Whether his entire Republican flock followed him would be another question. If Democrats take control of the Senate, it's possible some Republicans might not be able to stomach confirming a lifetime judge after a rebuke at the ballot box. But, and this bears repeating over and over, these nominations are about having a conservative majority for decades or not. You can imagine most Republicans living with it. This would be uncharted territory.

Scenario 5: Kavanaugh falters, Democrats win Senate Majority, find consensus nominee

Let's say, somehow, Republicans are unable to confirm Kavanaugh or some other replacement nominee after losing the election and Democrats take over. Would Democrats want to play nice and work with President Trump and Republicans to find a nominee everyone can agree on? President Trump has vowed to select his nominees from a conservative-approved list that does not sit well with Democrats. It's hard to imagine a consensus nominee in this scenario, when the ideological bent of the court is on the line.

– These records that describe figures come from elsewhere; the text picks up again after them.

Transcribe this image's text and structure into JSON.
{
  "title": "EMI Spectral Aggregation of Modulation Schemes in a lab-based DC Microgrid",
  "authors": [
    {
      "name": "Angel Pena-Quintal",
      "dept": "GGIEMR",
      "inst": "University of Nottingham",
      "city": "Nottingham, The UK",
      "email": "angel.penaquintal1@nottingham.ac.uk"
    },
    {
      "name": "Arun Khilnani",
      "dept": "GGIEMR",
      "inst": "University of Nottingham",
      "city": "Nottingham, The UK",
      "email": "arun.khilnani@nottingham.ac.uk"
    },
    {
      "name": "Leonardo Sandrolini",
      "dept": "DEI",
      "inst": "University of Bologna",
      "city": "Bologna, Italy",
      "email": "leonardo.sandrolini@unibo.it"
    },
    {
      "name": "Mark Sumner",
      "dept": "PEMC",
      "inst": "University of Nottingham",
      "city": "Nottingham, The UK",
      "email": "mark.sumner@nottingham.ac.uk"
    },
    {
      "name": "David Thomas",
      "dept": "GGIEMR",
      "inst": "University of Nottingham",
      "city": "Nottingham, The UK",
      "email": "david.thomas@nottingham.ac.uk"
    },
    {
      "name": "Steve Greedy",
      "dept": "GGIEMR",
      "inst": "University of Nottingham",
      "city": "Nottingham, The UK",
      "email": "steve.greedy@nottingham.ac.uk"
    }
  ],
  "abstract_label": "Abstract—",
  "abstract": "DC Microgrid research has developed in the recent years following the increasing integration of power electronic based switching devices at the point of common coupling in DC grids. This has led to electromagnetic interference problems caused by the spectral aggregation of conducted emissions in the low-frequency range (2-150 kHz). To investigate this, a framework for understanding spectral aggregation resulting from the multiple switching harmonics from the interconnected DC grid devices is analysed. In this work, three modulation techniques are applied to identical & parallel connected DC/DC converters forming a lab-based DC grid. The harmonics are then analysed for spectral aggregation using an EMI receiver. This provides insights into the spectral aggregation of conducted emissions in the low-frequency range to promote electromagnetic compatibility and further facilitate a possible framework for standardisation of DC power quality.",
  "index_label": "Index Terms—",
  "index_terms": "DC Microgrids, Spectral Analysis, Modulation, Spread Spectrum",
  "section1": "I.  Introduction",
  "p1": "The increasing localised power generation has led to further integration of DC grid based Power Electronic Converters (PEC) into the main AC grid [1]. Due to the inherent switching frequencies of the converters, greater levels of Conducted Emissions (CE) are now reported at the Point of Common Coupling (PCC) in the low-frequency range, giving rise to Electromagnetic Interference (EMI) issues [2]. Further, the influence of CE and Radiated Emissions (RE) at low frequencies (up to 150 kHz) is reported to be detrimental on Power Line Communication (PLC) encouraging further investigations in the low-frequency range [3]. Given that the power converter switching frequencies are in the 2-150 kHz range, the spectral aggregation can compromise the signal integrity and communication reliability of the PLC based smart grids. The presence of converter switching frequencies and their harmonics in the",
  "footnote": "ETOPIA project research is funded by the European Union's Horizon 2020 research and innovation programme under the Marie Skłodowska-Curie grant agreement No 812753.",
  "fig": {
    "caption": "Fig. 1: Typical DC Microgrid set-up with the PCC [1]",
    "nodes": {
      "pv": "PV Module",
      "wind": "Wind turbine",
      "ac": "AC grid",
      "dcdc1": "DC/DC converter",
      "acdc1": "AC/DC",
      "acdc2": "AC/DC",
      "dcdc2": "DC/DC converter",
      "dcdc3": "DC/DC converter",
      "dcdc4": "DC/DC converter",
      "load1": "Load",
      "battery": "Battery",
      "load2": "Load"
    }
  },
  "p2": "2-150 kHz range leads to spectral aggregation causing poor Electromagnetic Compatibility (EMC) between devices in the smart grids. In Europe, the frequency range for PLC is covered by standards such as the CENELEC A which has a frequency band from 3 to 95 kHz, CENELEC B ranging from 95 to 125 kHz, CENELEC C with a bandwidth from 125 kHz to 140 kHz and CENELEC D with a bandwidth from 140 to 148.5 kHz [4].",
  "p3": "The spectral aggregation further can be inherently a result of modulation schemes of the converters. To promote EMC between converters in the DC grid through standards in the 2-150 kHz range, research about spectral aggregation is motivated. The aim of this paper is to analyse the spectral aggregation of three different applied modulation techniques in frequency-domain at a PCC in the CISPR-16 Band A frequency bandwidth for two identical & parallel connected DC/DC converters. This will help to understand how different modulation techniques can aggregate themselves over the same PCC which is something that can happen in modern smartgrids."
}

Scenario 6: Kavanaugh falters, Democrats win Senate majority, but block a nomination until 2021

If Republicans fail to get a nominee through and Democrats take control of the Senate, the Democratic base will be lobbying hard for their lawmakers to sit on the nomination until after the next presidential election.

"I think we've had those kinds of vacancies before, and we certainly had over a one-year vacancy with Merrick Garland," Hawaii Sen. Mazie Hirono, a Democrat on the Judiciary Committee, told Politico Magazine. "So the world does not come to an end because we don't fill all of the nominees."

At that point you'll be reading all sorts of stories about how there's nothing in the Constitution about there being nine justices on the Court. There have, in US history, been periods without nine justices, with six and 10. Congress put language in the Judiciary Act of 1869 setting the number of justices at 9, but there's nothing in there about how long a vacancy could last.

Following this scenario, there could be no new justice for years, potentially not until a president had a friendly Senate. Given how often Democrats still mention Garland and complain about McConnell's delay, it's not completely out of the question.